Re-identification Tests and Volunteer Perspectives
To assess the risk of re-identification, the Guardian approached several Biobank volunteers. One volunteer, a woman in her 70s, shared her month and year of birth and the month and year she had a hysterectomy. Only one person in the dataset matched these details, and the apparent match was corroborated by five other diagnoses from the records that the volunteer had not initially disclosed.
The volunteer expressed surprise, stating: "Effectively you were rehearsing the main parts of my medical history to me without me having given you any information at all. I didn't expect that." She added that while she was not overly concerned about her own data being exposed and intended to remain a participant, she was worried about whether Biobank had broken its agreement with people. "They said they would hold our data securely ... I just feel as though that has to come into the equation," she said.
Expert Criticisms and Ethical Dilemmas
Privacy experts argue that UK Biobank's approach is at odds with the reality that many people reasonably share some health information online, and in the age of AI, this can be easily identified and cross-referenced. Prof Felix Ritchie, an economist at the University of the West of England, questioned: "Are these people aware that the internet exists? The idea that they can rely on their volunteers never putting any other information out there about themselves is an entirely unreasonable thing to expect."
Dr Luc Rocher, associate professor at the Oxford Internet Institute, noted that removing identifiers often does not guarantee anonymity. Simply knowing a person's birthday and a specific medical event date might be sufficient to pinpoint their record with high confidence. "Once identified, that record could reveal sensitive information such as a psychiatric diagnosis, an HIV test result, or a history of drug abuse," they explained.

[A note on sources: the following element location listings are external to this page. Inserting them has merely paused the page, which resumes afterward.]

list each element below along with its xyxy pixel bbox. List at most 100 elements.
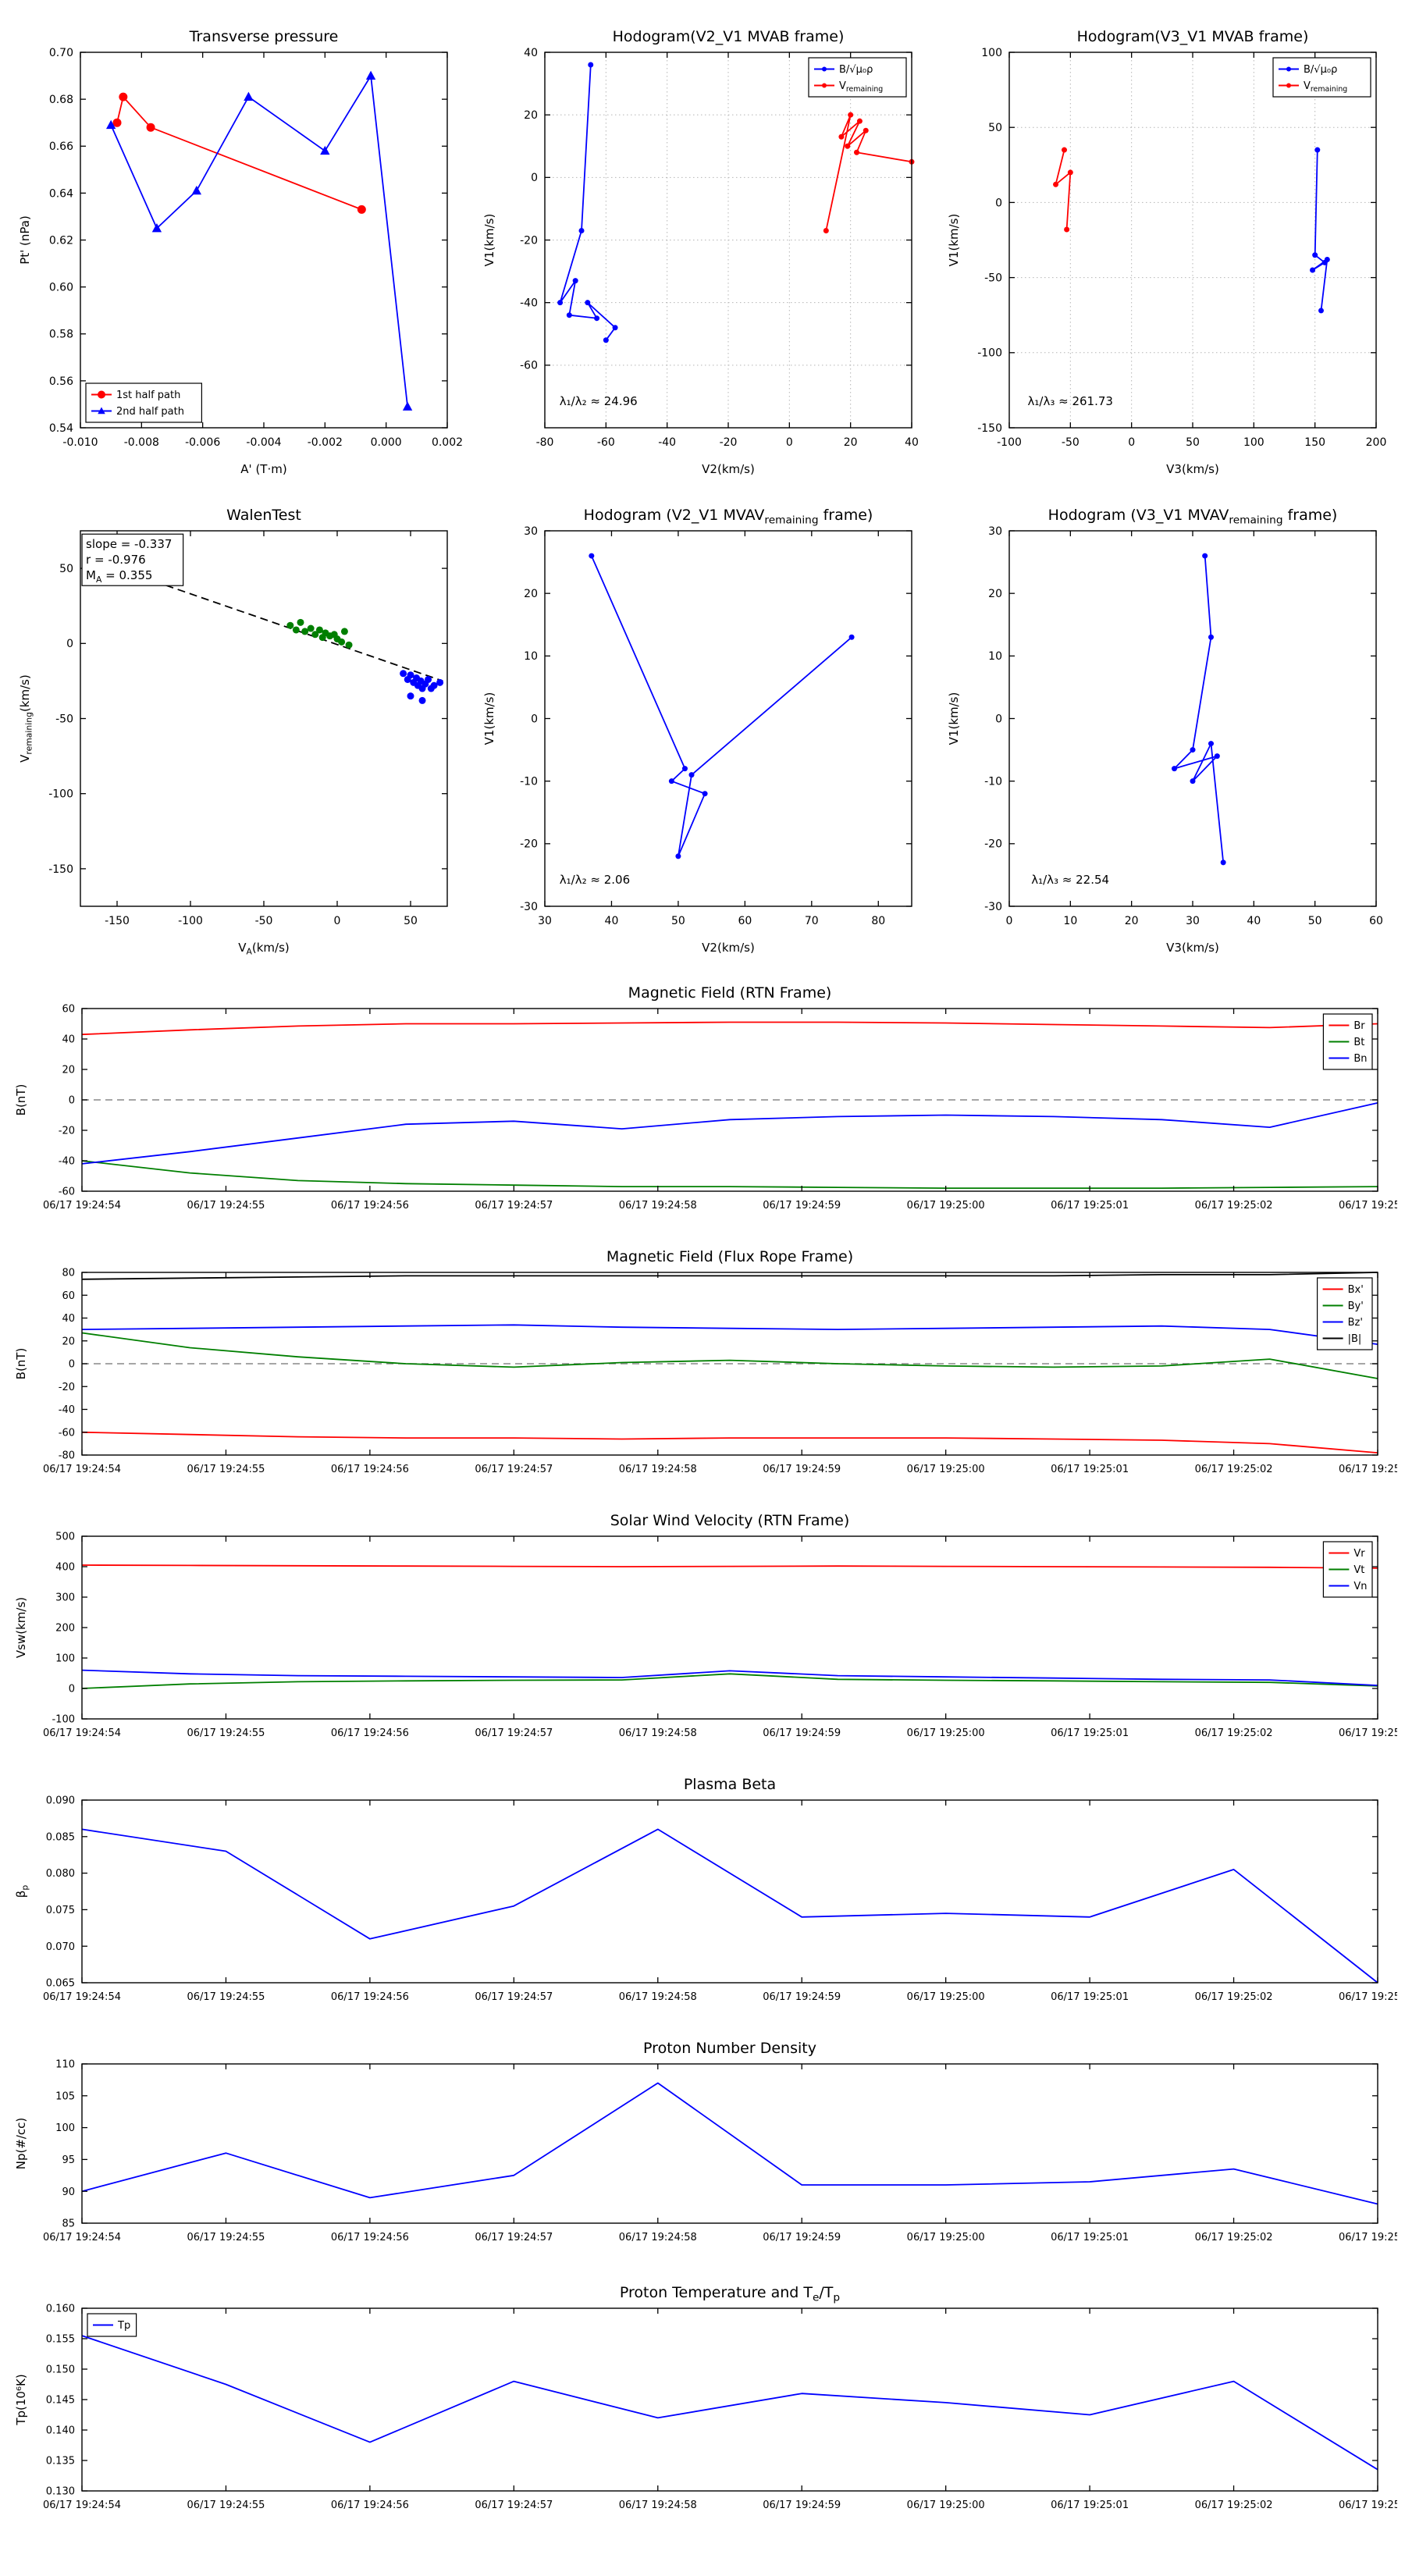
svg-text:Proton Temperature and Te/Tp: Proton Temperature and Te/Tp bbox=[620, 2284, 840, 2304]
svg-text:-80: -80 bbox=[59, 1450, 75, 1462]
svg-text:50: 50 bbox=[1308, 915, 1322, 927]
svg-text:-50: -50 bbox=[55, 713, 73, 725]
svg-text:Transverse pressure: Transverse pressure bbox=[189, 28, 339, 45]
svg-text:06/17 19:24:54: 06/17 19:24:54 bbox=[43, 1991, 121, 2003]
svg-text:90: 90 bbox=[62, 2186, 75, 2198]
svg-text:10: 10 bbox=[1063, 915, 1077, 927]
svg-text:0.085: 0.085 bbox=[46, 1831, 75, 1843]
svg-text:λ₁/λ₂ ≈ 24.96: λ₁/λ₂ ≈ 24.96 bbox=[560, 394, 638, 408]
svg-text:06/17 19:25:03: 06/17 19:25:03 bbox=[1339, 1200, 1397, 1212]
svg-text:Bz': Bz' bbox=[1348, 1317, 1363, 1329]
svg-text:70: 70 bbox=[805, 915, 819, 927]
svg-text:06/17 19:24:57: 06/17 19:24:57 bbox=[475, 1727, 553, 1739]
svg-text:0.145: 0.145 bbox=[46, 2395, 75, 2407]
walen-test-plot: -150 -100 -50 0 50 -150 -100 -50 0 50 WalenTest VA(… bbox=[18, 507, 448, 957]
svg-text:0.002: 0.002 bbox=[432, 436, 463, 449]
svg-text:Plasma Beta: Plasma Beta bbox=[684, 1776, 776, 1793]
svg-text:-0.008: -0.008 bbox=[124, 436, 159, 449]
svg-text:40: 40 bbox=[605, 915, 619, 927]
hodogram-v2v1-mvab-plot: -80 -60 -40 -20 0 20 40 -60 -40 -20 0 20 40 Hodogram(… bbox=[482, 28, 919, 476]
svg-text:-40: -40 bbox=[59, 1156, 75, 1168]
svg-text:06/17 19:25:03: 06/17 19:25:03 bbox=[1339, 2500, 1397, 2511]
svg-text:06/17 19:25:00: 06/17 19:25:00 bbox=[907, 2232, 985, 2243]
svg-text:40: 40 bbox=[524, 47, 538, 59]
svg-text:0.56: 0.56 bbox=[49, 375, 73, 388]
svg-text:0: 0 bbox=[66, 638, 73, 650]
svg-text:06/17 19:24:56: 06/17 19:24:56 bbox=[331, 2500, 409, 2511]
svg-text:-50: -50 bbox=[1062, 436, 1080, 449]
svg-text:-30: -30 bbox=[520, 901, 538, 913]
svg-text:0: 0 bbox=[69, 1359, 75, 1371]
svg-text:0.075: 0.075 bbox=[46, 1905, 75, 1916]
svg-text:06/17 19:25:03: 06/17 19:25:03 bbox=[1339, 1464, 1397, 1475]
hodogram-v2v1-mvav-plot: 30 40 50 60 70 80 -30 -20 -10 0 10 20 30 Hodogram (V2… bbox=[482, 507, 912, 955]
svg-text:-80: -80 bbox=[536, 436, 554, 449]
svg-text:Tp(10⁶K): Tp(10⁶K) bbox=[14, 2374, 28, 2425]
svg-text:50: 50 bbox=[671, 915, 685, 927]
svg-text:60: 60 bbox=[62, 1290, 75, 1302]
svg-text:slope = -0.337: slope = -0.337 bbox=[86, 537, 172, 551]
svg-text:0.090: 0.090 bbox=[46, 1795, 75, 1807]
svg-text:0.155: 0.155 bbox=[46, 2334, 75, 2346]
svg-text:Vsw(km/s): Vsw(km/s) bbox=[14, 1597, 28, 1658]
svg-text:100: 100 bbox=[981, 47, 1002, 59]
svg-text:Bn: Bn bbox=[1353, 1053, 1367, 1065]
svg-text:-60: -60 bbox=[597, 436, 615, 449]
svg-text:-50: -50 bbox=[255, 915, 273, 927]
svg-text:06/17 19:24:54: 06/17 19:24:54 bbox=[43, 2500, 121, 2511]
svg-text:-0.002: -0.002 bbox=[308, 436, 343, 449]
svg-text:-20: -20 bbox=[720, 436, 738, 449]
svg-text:06/17 19:24:59: 06/17 19:24:59 bbox=[763, 1991, 841, 2003]
svg-text:150: 150 bbox=[1304, 436, 1325, 449]
svg-text:0.68: 0.68 bbox=[49, 94, 73, 106]
svg-text:Magnetic Field (RTN Frame): Magnetic Field (RTN Frame) bbox=[628, 984, 832, 1002]
svg-text:06/17 19:25:03: 06/17 19:25:03 bbox=[1339, 1727, 1397, 1739]
svg-text:-150: -150 bbox=[48, 863, 73, 876]
proton-temperature-plot: 06/17 19:24:54 06/17 19:24:55 06/17 19:24:… bbox=[14, 2284, 1405, 2511]
svg-text:06/17 19:24:57: 06/17 19:24:57 bbox=[475, 1464, 553, 1475]
svg-text:Solar Wind Velocity (RTN Frame: Solar Wind Velocity (RTN Frame) bbox=[610, 1512, 850, 1529]
svg-text:0.135: 0.135 bbox=[46, 2456, 75, 2467]
svg-text:06/17 19:24:55: 06/17 19:24:55 bbox=[187, 1200, 265, 1212]
svg-text:200: 200 bbox=[1366, 436, 1387, 449]
svg-text:06/17 19:24:57: 06/17 19:24:57 bbox=[475, 2232, 553, 2243]
svg-text:400: 400 bbox=[55, 1562, 75, 1574]
svg-text:20: 20 bbox=[988, 588, 1002, 600]
svg-text:80: 80 bbox=[62, 1268, 75, 1279]
svg-text:-60: -60 bbox=[59, 1427, 75, 1439]
svg-text:B/√μ₀ρ: B/√μ₀ρ bbox=[1304, 64, 1337, 76]
svg-text:-150: -150 bbox=[977, 422, 1002, 435]
svg-text:06/17 19:24:56: 06/17 19:24:56 bbox=[331, 1464, 409, 1475]
svg-text:06/17 19:25:03: 06/17 19:25:03 bbox=[1339, 2232, 1397, 2243]
chart-hodogram-v2v1-mvab: -80 -60 -40 -20 0 20 40 -60 -40 -20 0 20 40 Hodogram(… bbox=[476, 12, 929, 484]
svg-text:Hodogram(V3_V1 MVAB frame): Hodogram(V3_V1 MVAB frame) bbox=[1077, 28, 1309, 45]
svg-text:-20: -20 bbox=[984, 838, 1002, 851]
svg-text:VA(km/s): VA(km/s) bbox=[238, 941, 290, 957]
svg-text:Pt' (nPa): Pt' (nPa) bbox=[18, 215, 32, 265]
plasma-beta-plot: 06/17 19:24:54 06/17 19:24:55 06/17 19:24:… bbox=[14, 1776, 1405, 2003]
svg-text:1st half path: 1st half path bbox=[116, 390, 180, 401]
svg-text:Hodogram (V3_V1 MVAVremaining: Hodogram (V3_V1 MVAVremaining frame) bbox=[1048, 507, 1338, 527]
svg-text:-30: -30 bbox=[984, 901, 1002, 913]
svg-text:06/17 19:24:57: 06/17 19:24:57 bbox=[475, 1200, 553, 1212]
svg-text:06/17 19:24:55: 06/17 19:24:55 bbox=[187, 1727, 265, 1739]
svg-text:0.58: 0.58 bbox=[49, 329, 73, 341]
svg-text:-40: -40 bbox=[59, 1404, 75, 1416]
svg-text:06/17 19:24:57: 06/17 19:24:57 bbox=[475, 1991, 553, 2003]
svg-text:A' (T·m): A' (T·m) bbox=[240, 462, 286, 476]
svg-text:40: 40 bbox=[62, 1034, 75, 1046]
svg-text:βp: βp bbox=[14, 1885, 30, 1898]
svg-text:06/17 19:25:02: 06/17 19:25:02 bbox=[1195, 1991, 1273, 2003]
svg-text:V2(km/s): V2(km/s) bbox=[702, 941, 755, 955]
svg-text:06/17 19:24:54: 06/17 19:24:54 bbox=[43, 2232, 121, 2243]
chart-hodogram-v2v1-mvav: 30 40 50 60 70 80 -30 -20 -10 0 10 20 30 Hodogram (V2… bbox=[476, 490, 929, 962]
svg-text:85: 85 bbox=[62, 2218, 75, 2230]
svg-text:40: 40 bbox=[905, 436, 919, 449]
svg-text:0: 0 bbox=[1128, 436, 1135, 449]
svg-text:06/17 19:24:55: 06/17 19:24:55 bbox=[187, 2232, 265, 2243]
chart-plasma-beta: 06/17 19:24:54 06/17 19:24:55 06/17 19:24:… bbox=[8, 1767, 1405, 2025]
transverse-pressure-plot: -0.010 -0.008 -0.006 -0.004 -0.002 0.000 0.002… bbox=[18, 28, 463, 476]
svg-text:0: 0 bbox=[531, 713, 538, 725]
svg-text:-50: -50 bbox=[984, 272, 1002, 285]
svg-text:λ₁/λ₂ ≈ 2.06: λ₁/λ₂ ≈ 2.06 bbox=[560, 873, 630, 887]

Prof Niels Peek, professor of data science and healthcare improvement at the University of Cambridge, reiterated that the scale of the problem is "shocking". He acknowledged that Biobank has taken the issue seriously and "done everything that one can reasonably expect", but added: "The scale and persistence with which this has happened demonstrates that there are huge tensions between the ambition to drive health research with data at scale and the legal and ethical imperative to protect people's privacy."
Experts have also raised doubts about whether Biobank can fully regain control of the data released online. Despite takedown efforts, many files remained available on a code archive website until shortly before publication, highlighting ongoing vulnerabilities in data security protocols.